As a pure behavioural ecologist who has stumbled into the world of gene expression analysis and am a novice in analyzing it, I am asking for help in validating whether my model is correct for the type of analysis I want to do. I have been reading the DESeq2 manual and trying to figure out the correct way to analyze my data.
My experiment is about finding differential gene expression in ants facing a pathogen infection, so I have samples from three timepoints (Time: 0, 1, 2) and a condition (Treatment: control, infected). I am using colony fragments from a shared original nests for both the conditions over all timepoints, meaning I should control for a batch effect for the model (original nest, in the model as Replicate).
I approached the analysis as follows:
dds <- DESeqDataSetFromMatrix(countData = tempdf,
colData = sfile,
design=~ Replicate + Treatment + Time + Treatment:Time)
dds <- DESeq(dds)
Using contrasts, I wanted to specifically focus on differential expression over timepoint 1 and timepoint 2, which I got from the interaction term Treatment:Time
resT1 <- results(dds, name="TreatmentInfected.Time1", test = "Wald")
resT2 <- results(dds, name="TreatmentInfected.Time2", test="Wald")

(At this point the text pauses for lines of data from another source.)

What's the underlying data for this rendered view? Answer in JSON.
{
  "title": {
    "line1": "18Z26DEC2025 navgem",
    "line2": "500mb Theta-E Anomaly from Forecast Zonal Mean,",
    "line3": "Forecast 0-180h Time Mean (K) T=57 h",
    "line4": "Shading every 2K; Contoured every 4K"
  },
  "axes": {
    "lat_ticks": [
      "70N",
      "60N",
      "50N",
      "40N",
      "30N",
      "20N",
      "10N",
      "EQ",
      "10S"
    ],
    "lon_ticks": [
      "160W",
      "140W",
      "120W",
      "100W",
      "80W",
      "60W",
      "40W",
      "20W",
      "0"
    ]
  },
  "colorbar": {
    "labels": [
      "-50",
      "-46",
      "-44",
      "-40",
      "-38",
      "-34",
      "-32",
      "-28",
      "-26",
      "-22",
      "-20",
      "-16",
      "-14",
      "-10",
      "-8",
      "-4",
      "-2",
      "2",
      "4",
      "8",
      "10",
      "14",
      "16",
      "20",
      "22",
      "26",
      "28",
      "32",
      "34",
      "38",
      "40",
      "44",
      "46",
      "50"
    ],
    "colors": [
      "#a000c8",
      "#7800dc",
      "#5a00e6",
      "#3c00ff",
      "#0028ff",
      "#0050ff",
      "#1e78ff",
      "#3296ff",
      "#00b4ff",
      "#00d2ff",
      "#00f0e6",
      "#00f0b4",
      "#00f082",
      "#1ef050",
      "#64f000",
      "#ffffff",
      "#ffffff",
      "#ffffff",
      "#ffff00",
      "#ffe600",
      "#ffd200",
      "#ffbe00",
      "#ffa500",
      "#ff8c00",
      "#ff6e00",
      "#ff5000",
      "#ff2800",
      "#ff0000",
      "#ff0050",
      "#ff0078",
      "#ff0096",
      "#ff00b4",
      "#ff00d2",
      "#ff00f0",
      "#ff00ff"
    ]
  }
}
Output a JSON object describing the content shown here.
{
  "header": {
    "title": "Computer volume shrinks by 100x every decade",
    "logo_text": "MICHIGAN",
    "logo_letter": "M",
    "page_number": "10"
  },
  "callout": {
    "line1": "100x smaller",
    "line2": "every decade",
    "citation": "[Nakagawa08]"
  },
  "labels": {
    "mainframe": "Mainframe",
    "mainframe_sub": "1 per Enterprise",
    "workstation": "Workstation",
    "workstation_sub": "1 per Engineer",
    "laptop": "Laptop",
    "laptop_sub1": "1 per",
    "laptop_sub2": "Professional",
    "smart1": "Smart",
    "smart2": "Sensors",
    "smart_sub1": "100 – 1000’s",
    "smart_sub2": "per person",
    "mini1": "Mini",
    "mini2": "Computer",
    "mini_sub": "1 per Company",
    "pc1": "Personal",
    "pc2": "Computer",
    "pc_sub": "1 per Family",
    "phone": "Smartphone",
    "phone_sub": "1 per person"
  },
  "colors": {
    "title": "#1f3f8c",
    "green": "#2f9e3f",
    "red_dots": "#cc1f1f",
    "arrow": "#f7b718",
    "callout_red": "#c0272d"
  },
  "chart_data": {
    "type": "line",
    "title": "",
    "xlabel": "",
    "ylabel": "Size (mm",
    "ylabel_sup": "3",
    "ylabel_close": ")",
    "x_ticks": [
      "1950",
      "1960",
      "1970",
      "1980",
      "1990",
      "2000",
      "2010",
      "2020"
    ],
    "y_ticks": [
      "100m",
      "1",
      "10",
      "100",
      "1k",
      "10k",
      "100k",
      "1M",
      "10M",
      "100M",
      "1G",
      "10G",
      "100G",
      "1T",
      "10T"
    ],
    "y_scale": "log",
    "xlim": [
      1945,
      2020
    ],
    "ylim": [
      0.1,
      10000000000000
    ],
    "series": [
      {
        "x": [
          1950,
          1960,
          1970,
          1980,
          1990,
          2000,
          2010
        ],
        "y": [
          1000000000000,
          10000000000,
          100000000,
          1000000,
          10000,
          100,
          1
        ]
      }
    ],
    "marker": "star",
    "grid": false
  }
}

It was a bit unclear to me whether I should use these types of comparisons or whether to include a reduced model with an LRT test, or whether the interaction model would be the correct way to go.
The results of these models seem logical enough, quite in line with a quick and dirty look at the expression counts, and finding with quite good accuracy the same differentially expressed genes as an attempt with EdgeR (however I could not get the batch effect to work there for some reason).
I would be extremely greatful for any comments on whether my approach is correct or whether I should modify my model and take another approach!